While I talk about FOIAs and textbooks all the time, I occasionally do a little bit of other research as well. Easily the most fun project I do is the Speedometry project, funded by the Mattel Children’s Foundation.
It all started a couple years ago when a USC faculty colleague of mine was chatting with her friend, who happened to work for the Foundation. They were talking about their elementary-aged boys just love Hot Wheels, and wouldn’t it be great if they could bring that love into the classroom. Two years and two grants later, and here we are.
This project has been a blast, right from the beginning. In the first year, we brought together practicing fourth grade and kindergarten teachers and worked with them to develop a couple of weeks of instruction at each grade that used Hot Wheels cars to teach kids science and math content. We then tried out our lessons in 17 classrooms scattered across a few SoCal districts (half treatment, half business-as-usual). Overall we found promising results. Kids seemed to be learning science and math, they were excited about doing science and math, and the teachers were happy and learning too. Based on the promising pilot, we got additional funds this year to roll out the units more fully, do a larger-scale study (involving random assignment of about 60 classrooms in one Southern California district), and visit key U.S. cities to spread the message about Speedometry. The data collection for the study wrapped a few months ago, and we’ll soon be getting into the analysis phase. We should have good results to share by conference season in the spring.

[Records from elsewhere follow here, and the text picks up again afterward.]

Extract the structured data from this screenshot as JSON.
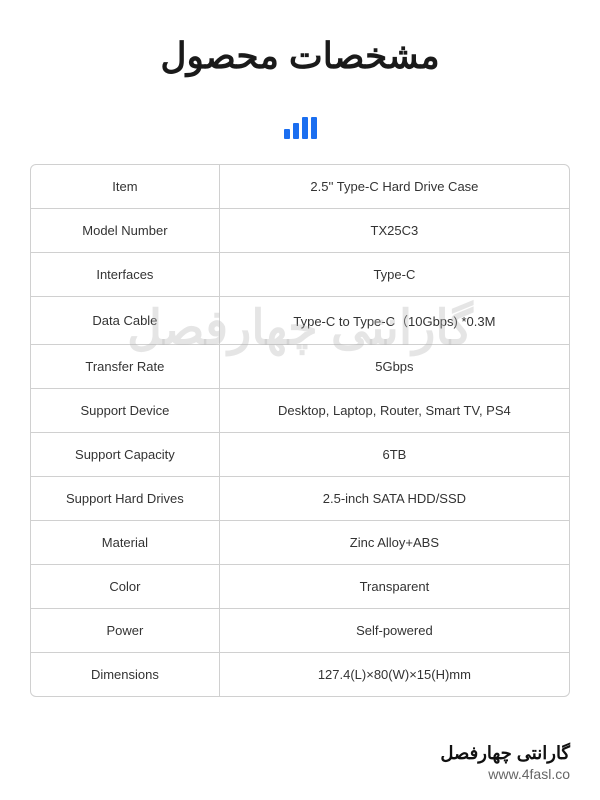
{
  "header": {
    "title": "مشخصات محصول"
  },
  "icon": {
    "name": "signal-bars",
    "color": "#1b6ef0",
    "bars": [
      10,
      16,
      22,
      22
    ]
  },
  "table": {
    "border_color": "#d0d0d0",
    "text_color": "#333333",
    "fontsize": 13,
    "rows": [
      {
        "label": "Item",
        "value": "2.5'' Type-C Hard Drive Case"
      },
      {
        "label": "Model Number",
        "value": "TX25C3"
      },
      {
        "label": "Interfaces",
        "value": "Type-C"
      },
      {
        "label": "Data Cable",
        "value": "Type-C to Type-C（10Gbps) *0.3M"
      },
      {
        "label": "Transfer Rate",
        "value": "5Gbps"
      },
      {
        "label": "Support Device",
        "value": "Desktop, Laptop, Router, Smart TV, PS4"
      },
      {
        "label": "Support Capacity",
        "value": "6TB"
      },
      {
        "label": "Support Hard Drives",
        "value": "2.5-inch SATA HDD/SSD"
      },
      {
        "label": "Material",
        "value": "Zinc Alloy+ABS"
      },
      {
        "label": "Color",
        "value": "Transparent"
      },
      {
        "label": "Power",
        "value": "Self-powered"
      },
      {
        "label": "Dimensions",
        "value": "127.4(L)×80(W)×15(H)mm"
      }
    ]
  },
  "watermark": {
    "text": "گارانتی چهارفصل",
    "color": "rgba(180,180,180,0.35)"
  },
  "footer": {
    "title": "گارانتی چهارفصل",
    "url": "www.4fasl.co"
  },
  "colors": {
    "background": "#ffffff",
    "title_color": "#1a1a1a",
    "accent": "#1b6ef0"
  }
}
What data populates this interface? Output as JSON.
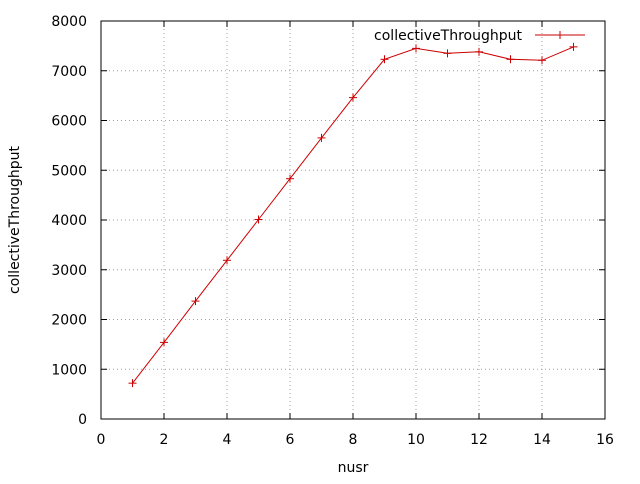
{
  "chart_data": {
    "type": "line",
    "title": "",
    "xlabel": "nusr",
    "ylabel": "collectiveThroughput",
    "xlim": [
      0,
      16
    ],
    "ylim": [
      0,
      8000
    ],
    "xticks": [
      "0",
      "2",
      "4",
      "6",
      "8",
      "10",
      "12",
      "14",
      "16"
    ],
    "yticks": [
      "0",
      "1000",
      "2000",
      "3000",
      "4000",
      "5000",
      "6000",
      "7000",
      "8000"
    ],
    "grid": true,
    "legend_position": "top-right",
    "series": [
      {
        "name": "collectiveThroughput",
        "color": "#cc0000",
        "marker": "plus",
        "x": [
          1,
          2,
          3,
          4,
          5,
          6,
          7,
          8,
          9,
          10,
          11,
          12,
          13,
          14,
          15
        ],
        "y": [
          720,
          1540,
          2370,
          3190,
          4010,
          4830,
          5650,
          6460,
          7230,
          7450,
          7350,
          7380,
          7230,
          7210,
          7480
        ]
      }
    ]
  }
}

The study has been really fun and a total diversion for me. There are many things the project has taught or reinforced to me (some pithy, some not):
1) Science is not a major part of the typical elementary curriculum. At most it gets a few hours a week in a typical classroom.
2) A corollary of #1: it’s often necessary (or at least beneficial) to integrate science with math and/or ELA in order to get it taught.
3) There’s *tremendous* variation in 1 and 2 across classrooms and districts.
4) Elementary teachers often are not especially strong in science, though there are of course exceptions.
5) Teachers in many districts haven’t received new materials in a long time. Even the simple offer of giving teachers the Speedometry kits is greeted as tremendous generosity.
6) Teachers are both nervous and excited about the idea of giving students a bit more control over lessons. Many of them claim they haven’t had the opportunity to relinquish control to students in quite a while, but that this is changing due to recent standards.
7) Virtually everyone I’ve encountered in schools is incredibly gracious for what we’ve done (which, to my mind, is not especially ambitious). Many teachers evidently feel quite unsupported.
8) Corporations and academics speak very different languages, though the general existence of dreadful buzzwords is quite ubiquitous in both areas.
8) Corporations often operate on very fast schedules that academics do not.
10) Teaching fourth grades is both fun and terrifying, especially relative to teaching doctoral students.
11) Dedicated PR firms can do amazing things. They seem to be very clearly be worth their cost (though I actually don’t know what the cost is).
I’m sure I’ll keep learning more. But for now, I’m hoping this work can serve as a model for other partnerships designed to improve education for kids. In the meantime, we’ll be crunching the data from our big experiment, and we’ll get back to you with results soon!